Watch our video and learn 7 things about orioles you may not have known about!
When Does Breeding Season Start?
The breeding season of Baltimore orioles (Icterus galbula) starts in late March or early April. Often, male orioles return to their breeding grounds a few days before female orioles establish their territory. Their beautiful warbling songs are a part of the dawn chorus and indicate an establishment of their territory and an effort to attract a male.
Once the male attracts a mate, the female builds a nest anywhere from 6 feet to 90 feet above the ground in the branches of deciduous trees like an elm or maple tree. The female lays 3 to 7 gray or bluish-white eggs, which hatch after two weeks. The babies are fairly independent two weeks after birth.
As the Baltimore oriole breeding season is incredibly short, the pair typically only raise one brood per season before they migrate south for the winter, which often begins as early as July. If predators eat the eggs or the babies die, they wait until next year to breed again.
When Should I Put Out My Oriole Birdfeeder?
To attract the first springtime migrants, oriole feeders should be placed in a safe location from late March to Early April. While you may notice a higher number of orioles early in the season, that number starts to dwindle as you move later into the summer. It’s important to note that the breeding season of migratory orioles is short, and many start to migrate as early as July.
While visitors to your backyard feeders plummet as you move later into the breeding season, keeping your oriole feeders up until at least September is super important.

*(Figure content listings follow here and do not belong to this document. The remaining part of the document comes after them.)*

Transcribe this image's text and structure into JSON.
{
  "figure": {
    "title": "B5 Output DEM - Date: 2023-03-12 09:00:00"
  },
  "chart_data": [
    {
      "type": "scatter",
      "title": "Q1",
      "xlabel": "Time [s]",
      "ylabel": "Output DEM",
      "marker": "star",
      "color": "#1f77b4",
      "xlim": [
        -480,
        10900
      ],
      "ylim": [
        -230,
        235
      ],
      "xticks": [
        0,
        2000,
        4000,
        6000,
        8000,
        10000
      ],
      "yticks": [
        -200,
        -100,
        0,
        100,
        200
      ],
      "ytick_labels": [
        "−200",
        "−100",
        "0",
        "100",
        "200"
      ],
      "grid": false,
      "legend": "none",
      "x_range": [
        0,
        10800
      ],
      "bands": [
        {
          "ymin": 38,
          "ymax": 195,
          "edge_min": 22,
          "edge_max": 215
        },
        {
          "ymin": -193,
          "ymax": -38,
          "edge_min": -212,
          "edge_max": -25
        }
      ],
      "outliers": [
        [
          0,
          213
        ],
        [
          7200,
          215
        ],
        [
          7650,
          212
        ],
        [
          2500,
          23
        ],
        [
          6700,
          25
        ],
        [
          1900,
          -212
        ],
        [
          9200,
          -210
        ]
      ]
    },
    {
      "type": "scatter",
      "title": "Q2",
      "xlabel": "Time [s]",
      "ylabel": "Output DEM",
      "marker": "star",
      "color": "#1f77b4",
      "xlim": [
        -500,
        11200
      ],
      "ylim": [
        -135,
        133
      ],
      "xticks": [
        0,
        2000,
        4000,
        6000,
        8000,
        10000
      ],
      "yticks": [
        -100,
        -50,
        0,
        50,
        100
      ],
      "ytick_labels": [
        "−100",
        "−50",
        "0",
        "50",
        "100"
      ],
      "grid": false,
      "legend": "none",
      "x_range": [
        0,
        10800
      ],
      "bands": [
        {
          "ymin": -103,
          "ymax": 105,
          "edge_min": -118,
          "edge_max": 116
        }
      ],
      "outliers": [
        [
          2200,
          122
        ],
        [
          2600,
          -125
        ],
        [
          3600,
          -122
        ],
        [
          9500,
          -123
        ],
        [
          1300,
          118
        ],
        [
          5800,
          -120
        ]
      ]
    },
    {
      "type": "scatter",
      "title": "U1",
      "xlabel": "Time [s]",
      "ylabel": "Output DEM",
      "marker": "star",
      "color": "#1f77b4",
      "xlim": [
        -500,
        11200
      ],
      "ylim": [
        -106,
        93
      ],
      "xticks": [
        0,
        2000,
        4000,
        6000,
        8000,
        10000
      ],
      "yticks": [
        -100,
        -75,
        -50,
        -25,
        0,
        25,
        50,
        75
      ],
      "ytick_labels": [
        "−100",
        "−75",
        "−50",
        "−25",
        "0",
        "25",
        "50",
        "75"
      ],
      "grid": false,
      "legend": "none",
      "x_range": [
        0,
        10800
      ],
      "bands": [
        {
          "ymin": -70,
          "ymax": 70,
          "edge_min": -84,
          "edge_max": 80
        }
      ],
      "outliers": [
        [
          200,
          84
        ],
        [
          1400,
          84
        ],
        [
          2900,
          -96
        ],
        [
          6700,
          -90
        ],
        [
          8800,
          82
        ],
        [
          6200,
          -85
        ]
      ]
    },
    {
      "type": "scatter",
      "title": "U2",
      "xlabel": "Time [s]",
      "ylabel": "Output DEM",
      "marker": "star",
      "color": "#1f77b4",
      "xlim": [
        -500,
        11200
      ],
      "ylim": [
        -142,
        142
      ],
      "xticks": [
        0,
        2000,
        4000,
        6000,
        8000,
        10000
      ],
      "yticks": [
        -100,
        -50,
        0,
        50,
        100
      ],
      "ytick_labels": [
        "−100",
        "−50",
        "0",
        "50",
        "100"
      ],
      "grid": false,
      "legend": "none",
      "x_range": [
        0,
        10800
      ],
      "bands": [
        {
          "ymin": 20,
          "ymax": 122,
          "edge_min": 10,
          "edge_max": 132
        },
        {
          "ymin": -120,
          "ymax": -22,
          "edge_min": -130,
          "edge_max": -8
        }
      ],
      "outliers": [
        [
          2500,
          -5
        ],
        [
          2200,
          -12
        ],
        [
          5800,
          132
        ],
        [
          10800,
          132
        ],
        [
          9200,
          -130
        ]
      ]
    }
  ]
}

Even if you live in the northern part of the United States, orioles that spend their breeding season as far north as Canada or Alaska may use your backyard feeders at a pit stop to refuel on their way to their wintering grounds.
After September, it’s safe to take your feeders down until the following season. The good news is that orioles will remember your feeding spot once it is discovered and will return the next year!
Orioles love berries too, so what you have planted in your yard may be fair game.
Where Do Orioles Migrate?
These North American songbirds are considered medium and long-distance migrants. During the breeding season, some flocks travel as far north as Canada, but most spend their time in New England, the Great Lakes, and the Central Plains of the United States.
When their short breeding season is over, these migrants pass through Texas and other southern states for South and Central America. Wherever you live in the eastern portion of the United States, birders can catch a glimpse of these bright and cheery birds during breeding or migration.
Do Other Orioles Migrate?
In addition to the Baltimore orioles, the most widespread orioles found in North America, eight other species of orioles peppered throughout the United States, Canada, and Mexico. The Bullock’s oriole, for instance, has a similar migratory pattern to the Baltimore orioles but lives on an opposite coastline.
During the breeding season, the Bullock’s oriole spends its breeding months on the west coast near the Rocky Mountains and heads to Central America for wintering grounds.
How To Attract Orioles
Orioles aren’t your average songbirds that eat traditional songbird mixes. Attracting orioles to your backyard space requires a unique oriole feeder with special food. Since orioles primarily eat berries and fruit, placing a feeder with grape jelly, jam, or other fruits is a great way to draw their attention. It may take a few seasons for local orioles to discover your feeding station, but once they spot it, they won’t forget it.
Migratory birds remember the locations of good feeding spots and will return to them yearly. Even after the breeding season, ensure you leave your feeders stocked with jelly and sugar water (like the sugar water used in your hummingbird feeder) until at least late September.
Unlike other migratory songbirds, orioles won’t use birdhouses. For birdwatching, head to an area (rich in tall trees like your local park. Since orioles build nests as high as 90 feet off the ground (similar to Woodpecker nests), thick forests are great for notable oriole sightings.